🤖 AI Summary
To address the challenges of fine-grained classification and severe scarcity of real-world samples in cutlery soiling recognition—hindering industrial deployment—this paper proposes DTGen, the first generative diffusion model framework tailored for few-shot cutlery soiling recognition. Methodologically, it employs LoRA-efficient fine-tuning of diffusion models, leverages structured textual prompts to synthesize high-fidelity, diverse soiling images, and integrates CLIP-based cross-modal embeddings for automated quality filtering. Technically, DTGen pioneers the application of generative diffusion models to this industrial vision task, enabling effective fine-grained synthetic data augmentation; it supports edge-lightweight deployment and enables closed-loop optimization with dishwashing systems to reduce energy consumption and detergent usage. Experiments demonstrate substantial improvements in classification accuracy under extreme data scarcity (<10 real samples per class), validating the practical utility and engineering value of generative AI for intelligent food safety monitoring.
📝 Abstract
Intelligent tableware cleaning is a critical application in food safety and smart homes, but existing methods are limited by coarse-grained classification and scarcity of few-shot data, making it difficult to meet industrialization requirements.

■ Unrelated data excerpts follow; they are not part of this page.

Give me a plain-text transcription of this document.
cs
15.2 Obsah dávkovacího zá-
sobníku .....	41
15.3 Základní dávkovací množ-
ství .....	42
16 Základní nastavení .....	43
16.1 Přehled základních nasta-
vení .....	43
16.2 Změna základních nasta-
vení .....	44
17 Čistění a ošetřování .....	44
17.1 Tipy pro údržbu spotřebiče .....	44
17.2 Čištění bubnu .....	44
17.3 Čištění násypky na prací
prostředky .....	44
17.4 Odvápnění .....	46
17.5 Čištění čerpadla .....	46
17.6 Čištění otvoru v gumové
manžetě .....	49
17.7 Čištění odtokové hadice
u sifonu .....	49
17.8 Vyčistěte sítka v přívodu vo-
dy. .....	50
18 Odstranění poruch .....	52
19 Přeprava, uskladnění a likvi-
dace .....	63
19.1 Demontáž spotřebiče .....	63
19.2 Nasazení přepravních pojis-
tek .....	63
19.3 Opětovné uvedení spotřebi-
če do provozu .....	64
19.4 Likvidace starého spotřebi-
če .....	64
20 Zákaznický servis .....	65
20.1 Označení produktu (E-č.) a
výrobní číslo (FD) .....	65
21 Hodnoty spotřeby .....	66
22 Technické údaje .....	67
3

We propose DTGen, a few-shot data augmentation scheme based on generative diffusion models, specifically designed for fine-grained dirty tableware recognition. DTGen achieves efficient domain specialization through LoRA, generates diverse dirty images via structured prompts, and ensures data quality through CLIP-based cross-modal filtering. Under extremely limited real few-shot conditions, DTGen can synthesize virtually unlimited high-quality samples, significantly improving classifier performance and supporting fine-grained dirty tableware recognition. We further elaborate on lightweight deployment strategies, promising to transfer DTGen's benefits to embedded dishwashers and integrate with cleaning programs to intelligently regulate energy consumption and detergent usage. Research results demonstrate that DTGen not only validates the value of generative AI in few-shot industrial vision but also provides a feasible deployment path for automated tableware cleaning and food safety monitoring.